Read more about it here.

Under Armour says 150 million MyFitnessPal accounts hacked

On March 29, 2018, Under Armour announced that about 150 million accounts on its popular health app MyFitnessPal were hacked in February 2018. The affected data includes usernames, e-mail addresses, and hashed passwords. The company doesn’t collect Social Security numbers or driver’s license information, and credit card data is collected and stored separately. The company recommended that all users change their passwords.

For most users, the company uses the hash function “bcrypt” to convert all passwords into a hard-to-crack hash.
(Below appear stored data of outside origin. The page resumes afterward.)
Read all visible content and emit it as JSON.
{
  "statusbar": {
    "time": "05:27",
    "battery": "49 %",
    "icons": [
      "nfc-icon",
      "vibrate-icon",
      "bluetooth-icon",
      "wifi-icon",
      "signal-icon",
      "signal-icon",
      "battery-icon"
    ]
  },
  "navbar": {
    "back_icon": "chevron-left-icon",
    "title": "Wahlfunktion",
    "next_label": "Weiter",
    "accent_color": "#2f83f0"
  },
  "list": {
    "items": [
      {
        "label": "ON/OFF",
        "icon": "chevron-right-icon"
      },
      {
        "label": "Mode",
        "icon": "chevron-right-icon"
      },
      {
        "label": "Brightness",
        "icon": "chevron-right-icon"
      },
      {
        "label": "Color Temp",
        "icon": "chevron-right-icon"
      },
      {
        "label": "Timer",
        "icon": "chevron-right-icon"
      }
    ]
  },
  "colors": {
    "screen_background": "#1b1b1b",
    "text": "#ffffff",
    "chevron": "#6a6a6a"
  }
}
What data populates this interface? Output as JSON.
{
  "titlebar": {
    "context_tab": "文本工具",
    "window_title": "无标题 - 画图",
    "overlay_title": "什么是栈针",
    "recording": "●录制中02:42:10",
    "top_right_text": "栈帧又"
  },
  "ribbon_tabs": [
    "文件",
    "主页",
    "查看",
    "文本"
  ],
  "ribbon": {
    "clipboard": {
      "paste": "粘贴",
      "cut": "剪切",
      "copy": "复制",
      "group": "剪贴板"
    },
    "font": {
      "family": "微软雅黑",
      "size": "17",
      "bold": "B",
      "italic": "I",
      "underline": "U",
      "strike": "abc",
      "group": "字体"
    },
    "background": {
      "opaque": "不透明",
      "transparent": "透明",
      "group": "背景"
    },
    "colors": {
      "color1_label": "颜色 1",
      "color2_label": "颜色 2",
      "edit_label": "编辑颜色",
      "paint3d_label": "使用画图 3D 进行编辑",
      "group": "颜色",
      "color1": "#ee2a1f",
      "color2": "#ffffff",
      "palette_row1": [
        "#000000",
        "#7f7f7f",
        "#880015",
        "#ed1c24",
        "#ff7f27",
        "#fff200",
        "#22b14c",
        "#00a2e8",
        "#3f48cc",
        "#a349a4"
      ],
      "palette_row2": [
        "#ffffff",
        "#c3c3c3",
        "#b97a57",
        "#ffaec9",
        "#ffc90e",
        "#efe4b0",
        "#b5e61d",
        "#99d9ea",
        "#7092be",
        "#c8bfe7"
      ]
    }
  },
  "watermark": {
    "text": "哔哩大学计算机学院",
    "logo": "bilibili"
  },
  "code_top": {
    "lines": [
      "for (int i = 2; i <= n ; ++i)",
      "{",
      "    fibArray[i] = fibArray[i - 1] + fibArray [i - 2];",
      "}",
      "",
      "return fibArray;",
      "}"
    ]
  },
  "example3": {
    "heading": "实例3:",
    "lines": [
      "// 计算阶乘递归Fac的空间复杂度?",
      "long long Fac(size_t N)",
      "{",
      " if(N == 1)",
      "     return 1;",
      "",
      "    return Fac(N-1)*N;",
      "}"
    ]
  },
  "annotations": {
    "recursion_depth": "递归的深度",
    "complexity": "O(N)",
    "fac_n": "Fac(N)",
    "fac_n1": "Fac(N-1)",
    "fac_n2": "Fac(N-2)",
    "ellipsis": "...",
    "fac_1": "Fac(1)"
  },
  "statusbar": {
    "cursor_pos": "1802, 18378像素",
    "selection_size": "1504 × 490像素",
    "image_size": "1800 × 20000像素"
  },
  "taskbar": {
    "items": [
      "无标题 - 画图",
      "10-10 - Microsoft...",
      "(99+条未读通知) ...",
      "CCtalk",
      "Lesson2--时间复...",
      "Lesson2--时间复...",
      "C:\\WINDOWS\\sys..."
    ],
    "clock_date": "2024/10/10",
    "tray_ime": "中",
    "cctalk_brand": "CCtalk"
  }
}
However, some of the users had their password hashed using a less secure hash function called “SHA-1”.

The company recommended that all users change their passwords.

The root cause for the data breach wasn’t immediately disclosed.

Read more about it here.

15 year old hacked Ledger crypto wallet

15 year old security researcher Saleem Rashid discovered a flaw in cryptocurrency hardware wallets made by Ledger, a French company whose popular products are designed to physically safeguard public and private keys used to receive or spend the user’s cryptocurrencies.

The root cause is that the Ledger devices use a secure processor chip and a non-secure microcontroller chip. An attacker could compromise the insecure processor.

Ledger released a patch on March 6, 2018 to address vulnerability, and Eric Larchevêque, Ledger’s CEO, stated that the company hadn’t received any reports of hackers actually accessing the crypto keys.

Read more about it here.

GitHub survives the biggest ever DDoS attack

On February 28, 2018, popular source code hosting web site GitHub was hit by the largest-ever distributed denial of service (DDoS) attack, that peaked at 1.35 Tbps. The attack abused servers running Memcached, an open source distributed memory object caching system. The attack was an amplification attack, where the attacker sends a request of a few bytes to the target server, causing the server to respond with a much larger response, up to 51,200 times larger.

The Github website is protected by the anti-DDoS service provided Akamai.